One of DD's uni friends trained to be a food technologist and told us that chemical flavourings are often used instead of the actual food. An example he gave was lemon meringue pies many of which have never even seen a lemon since the flavouring comes from an edible mould. Yum! hmm

I have been busy detoxifying my home for some time and once again there are many websites where you can get tips. Since being ill a few years ago I have turned to Essential Oils to support our body systems to ensure we stay fit rather than have to repeatedly resort to pharmaceutical drugs. Don't get me wrong though, we are aware of the benefits of modern drugs and use them when necessary but prefer to focus on staying well. As for putting stuff on our skins we should be as careful about that as we about what we put in our mouths since these things penetrate the cells of our body.
The interesting thing is that once you have embarked on moving away from toxins you can detect chemicals very easily, usually by smell or taste and occasionally when they make us vomit.
I think, as a population, our bodies have become really sick from the use of chemicals and usually it is cost driven. If it is worth paying a little more for better health through buying organic and natural products and eating a little less than we have allowed ourselves to be accustomed to then it is a no brainer and something we should indeed be doing.

Jalima Wed 31-Aug-16 14:04:01

What we put into our bodies is within our control and again years of experience should have taught us to read labels, buy from ethical reputable, local producers (organic if you want) so actually
DaphneB I don't think the labels on these products actually state that they contain plastic.

Millions upon millions of the particles get washed down the drains and into the sea, are ingested by small sea creatures such as mussels then go up the food chain into fish, so we could be eating them unwittingly.

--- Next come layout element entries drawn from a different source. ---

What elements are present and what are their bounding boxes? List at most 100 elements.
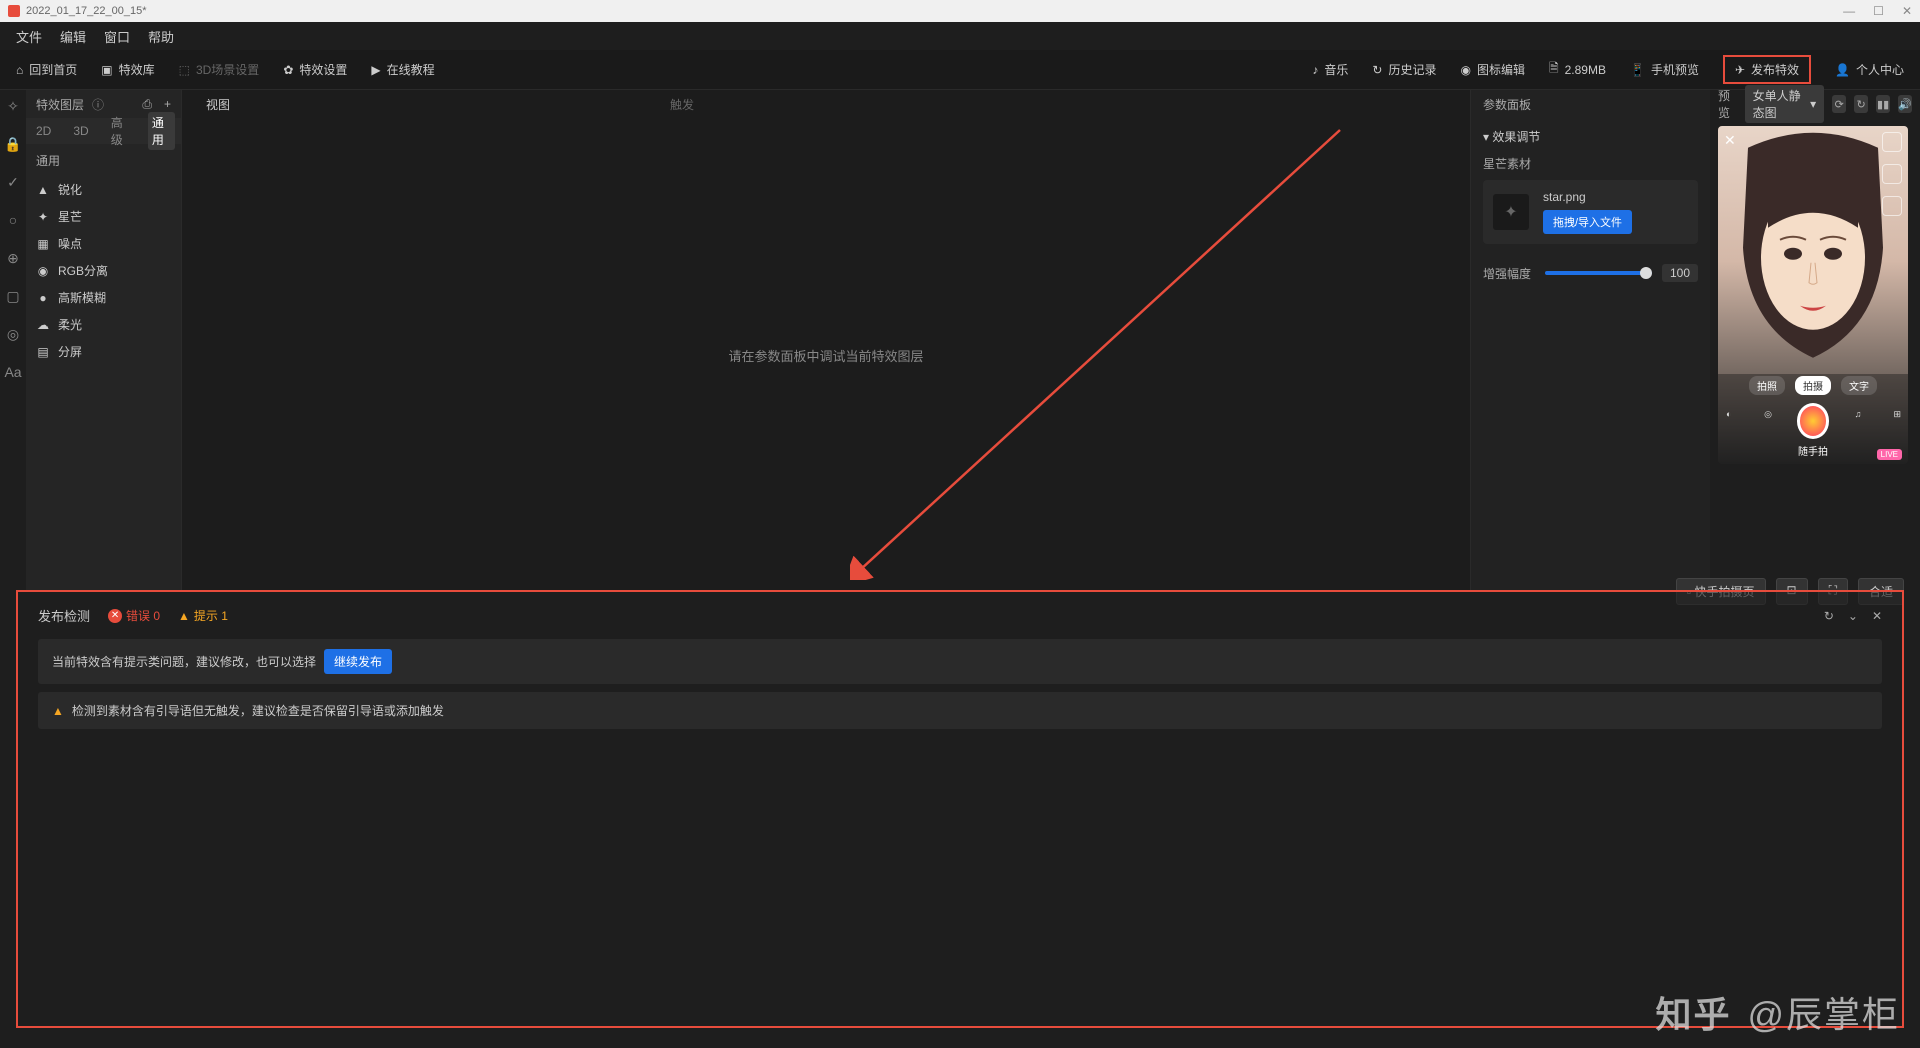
toolbar-3d-scene[interactable]: ⬚ 3D场景设置 (179, 61, 260, 78)
menubar: 文件 编辑 窗口 帮助 (0, 22, 1920, 50)
fx-sharpen[interactable]: ▲锐化 (36, 181, 171, 198)
canvas-tab-trigger[interactable]: 触发 (660, 92, 704, 117)
toolbar-icon-edit[interactable]: ◉ 图标编辑 (1460, 61, 1525, 78)
params-section-title[interactable]: ▾ 效果调节 (1483, 128, 1698, 145)
detection-msg-2: ▲ 检测到素材含有引导语但无触发，建议检查是否保留引导语或添加触发 (38, 692, 1882, 729)
text-icon[interactable]: Aa (5, 364, 21, 380)
toolbar-history[interactable]: ↻ 历史记录 (1372, 61, 1436, 78)
import-button[interactable]: 拖拽/导入文件 (1543, 210, 1632, 234)
toolbar-fx-settings[interactable]: ✿ 特效设置 (283, 61, 347, 78)
preview-action-1[interactable]: ◐ (1718, 409, 1739, 433)
params-panel: 参数面板 ▾ 效果调节 星芒素材 ✦ star.png 拖拽/导入文件 增强幅度… (1470, 90, 1710, 592)
toolbar-tutorial[interactable]: ▶ 在线教程 (371, 61, 434, 78)
verified-icon[interactable]: ✓ (5, 174, 21, 190)
lock-icon[interactable]: 🔒 (5, 136, 21, 152)
info-icon[interactable]: ⓘ (92, 96, 104, 113)
add-icon[interactable]: + (164, 97, 171, 112)
globe-icon[interactable]: ⊕ (5, 250, 21, 266)
watermark-author: @辰掌柜 (1747, 986, 1900, 1038)
preview-face (1718, 126, 1908, 380)
params-title: 参数面板 (1471, 90, 1710, 118)
preview-model-dropdown[interactable]: 女单人静态图 ▾ (1745, 85, 1825, 123)
shutter-button[interactable] (1797, 403, 1830, 439)
preview-panel: 预览 女单人静态图 ▾ ⟳ ↻ ▮▮ 🔊 ✕ (1710, 90, 1920, 592)
fx-split-screen[interactable]: ▤分屏 (36, 343, 171, 360)
material-name: star.png (1543, 190, 1632, 204)
circle-icon[interactable]: ○ (5, 212, 21, 228)
preview-pause-icon[interactable]: ▮▮ (1876, 95, 1890, 113)
close-icon[interactable]: ✕ (1902, 4, 1912, 18)
toolbar-home[interactable]: ⌂ 回到首页 (16, 61, 77, 78)
canvas-area[interactable]: 请在参数面板中调试当前特效图层 (182, 118, 1470, 592)
menu-file[interactable]: 文件 (16, 27, 42, 46)
layers-panel: 特效图层 ⓘ ⎙ + 2D 3D 高级 通用 通用 ▲锐化 ✦星芒 ▦噪点 ◉R… (26, 90, 182, 592)
image-icon[interactable]: ▢ (5, 288, 21, 304)
fx-rgb-split[interactable]: ◉RGB分离 (36, 262, 171, 279)
canvas-tab-view[interactable]: 视图 (196, 92, 240, 117)
continue-publish-button[interactable]: 继续发布 (324, 649, 392, 674)
detection-panel: 发布检测 ✕ 错误 0 ▲ 提示 1 ↻ ⌄ ✕ 当前特效含有提示类问题，建议修… (16, 590, 1904, 1028)
tool-strip: ✧ 🔒 ✓ ○ ⊕ ▢ ◎ Aa (0, 90, 26, 592)
enhance-slider[interactable] (1545, 271, 1652, 275)
material-box: ✦ star.png 拖拽/导入文件 (1483, 180, 1698, 244)
preview-refresh-icon[interactable]: ↻ (1854, 95, 1868, 113)
menu-window[interactable]: 窗口 (104, 27, 130, 46)
preview-title: 预览 (1718, 87, 1737, 121)
preview-frame: ✕ 拍照 拍摄 文字 (1718, 126, 1908, 464)
detection-refresh-icon[interactable]: ↻ (1824, 609, 1834, 623)
group-common: 通用 (36, 152, 171, 169)
tab-3d[interactable]: 3D (69, 122, 92, 140)
menu-edit[interactable]: 编辑 (60, 27, 86, 46)
app-icon (8, 5, 20, 17)
blur-icon: ● (36, 291, 50, 305)
detection-title: 发布检测 (38, 606, 90, 625)
detection-warn-count: ▲ 提示 1 (178, 607, 228, 624)
preview-pill-text[interactable]: 文字 (1841, 376, 1877, 395)
detection-close-icon[interactable]: ✕ (1872, 609, 1882, 623)
zhihu-logo: 知乎 (1655, 986, 1731, 1038)
maximize-icon[interactable]: ☐ (1873, 4, 1884, 18)
window-controls: — ☐ ✕ (1843, 4, 1912, 18)
wand-icon[interactable]: ✧ (5, 98, 21, 114)
detection-collapse-icon[interactable]: ⌄ (1848, 609, 1858, 623)
toolbar-publish[interactable]: ✈ 发布特效 (1723, 55, 1811, 84)
tab-2d[interactable]: 2D (32, 122, 55, 140)
fx-gaussian-blur[interactable]: ●高斯模糊 (36, 289, 171, 306)
watermark: 知乎 @辰掌柜 (1655, 986, 1900, 1038)
import-icon[interactable]: ⎙ (142, 97, 152, 112)
toolbar-size: 🗎 2.89MB (1549, 59, 1606, 80)
minimize-icon[interactable]: — (1843, 4, 1855, 18)
preview-action-4[interactable]: ⊞ (1887, 409, 1908, 433)
canvas: 视图 触发 请在参数面板中调试当前特效图层 (182, 90, 1470, 592)
preview-pill-shoot[interactable]: 拍摄 (1795, 376, 1831, 395)
fx-soft-light[interactable]: ☁柔光 (36, 316, 171, 333)
toolbar-music[interactable]: ♪ 音乐 (1312, 61, 1348, 78)
toolbar-fxlib[interactable]: ▣ 特效库 (101, 61, 154, 78)
starburst-icon: ✦ (36, 210, 50, 224)
enhance-slider-row: 增强幅度 100 (1483, 264, 1698, 282)
effects-list: 通用 ▲锐化 ✦星芒 ▦噪点 ◉RGB分离 ●高斯模糊 ☁柔光 ▤分屏 (26, 144, 181, 368)
titlebar: 2022_01_17_22_00_15* — ☐ ✕ (0, 0, 1920, 22)
window-title: 2022_01_17_22_00_15* (26, 5, 147, 17)
preview-reset-icon[interactable]: ⟳ (1832, 95, 1846, 113)
preview-pill-photo[interactable]: 拍照 (1749, 376, 1785, 395)
target-icon[interactable]: ◎ (5, 326, 21, 342)
layers-title: 特效图层 (36, 96, 84, 113)
fx-noise[interactable]: ▦噪点 (36, 235, 171, 252)
toolbar: ⌂ 回到首页 ▣ 特效库 ⬚ 3D场景设置 ✿ 特效设置 ▶ 在线教程 ♪ 音乐… (0, 50, 1920, 90)
menu-help[interactable]: 帮助 (148, 27, 174, 46)
preview-mute-icon[interactable]: 🔊 (1898, 95, 1912, 113)
rgb-icon: ◉ (36, 264, 50, 278)
preview-action-2[interactable]: ◎ (1757, 409, 1778, 433)
canvas-hint: 请在参数面板中调试当前特效图层 (728, 346, 923, 365)
splitscreen-icon: ▤ (36, 345, 50, 359)
noise-icon: ▦ (36, 237, 50, 251)
material-thumb[interactable]: ✦ (1493, 194, 1529, 230)
fx-starburst[interactable]: ✦星芒 (36, 208, 171, 225)
toolbar-mobile-preview[interactable]: 📱 手机预览 (1630, 61, 1699, 78)
material-label: 星芒素材 (1483, 155, 1698, 172)
preview-action-3[interactable]: ♫ (1847, 409, 1868, 433)
toolbar-profile[interactable]: 👤 个人中心 (1835, 61, 1904, 78)
enhance-value[interactable]: 100 (1662, 264, 1698, 282)
preview-tag: LIVE (1877, 449, 1902, 460)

Jalima Wed 31-Aug-16 14:07:03

I also avoid anything that talks about nanotechnology
I think that could be the word to look out for and I have avoided toiletries that I knew contained them; however it is not always easy to find out.

Synonymous Wed 31-Aug-16 14:08:22

I agree Jalima and I am sure we don't even know a fraction of it!

Jalima Wed 31-Aug-16 14:09:10

DaphneB you (along with all Gransnetters) may have a hefty dose of common sense grin but lots of people don't!!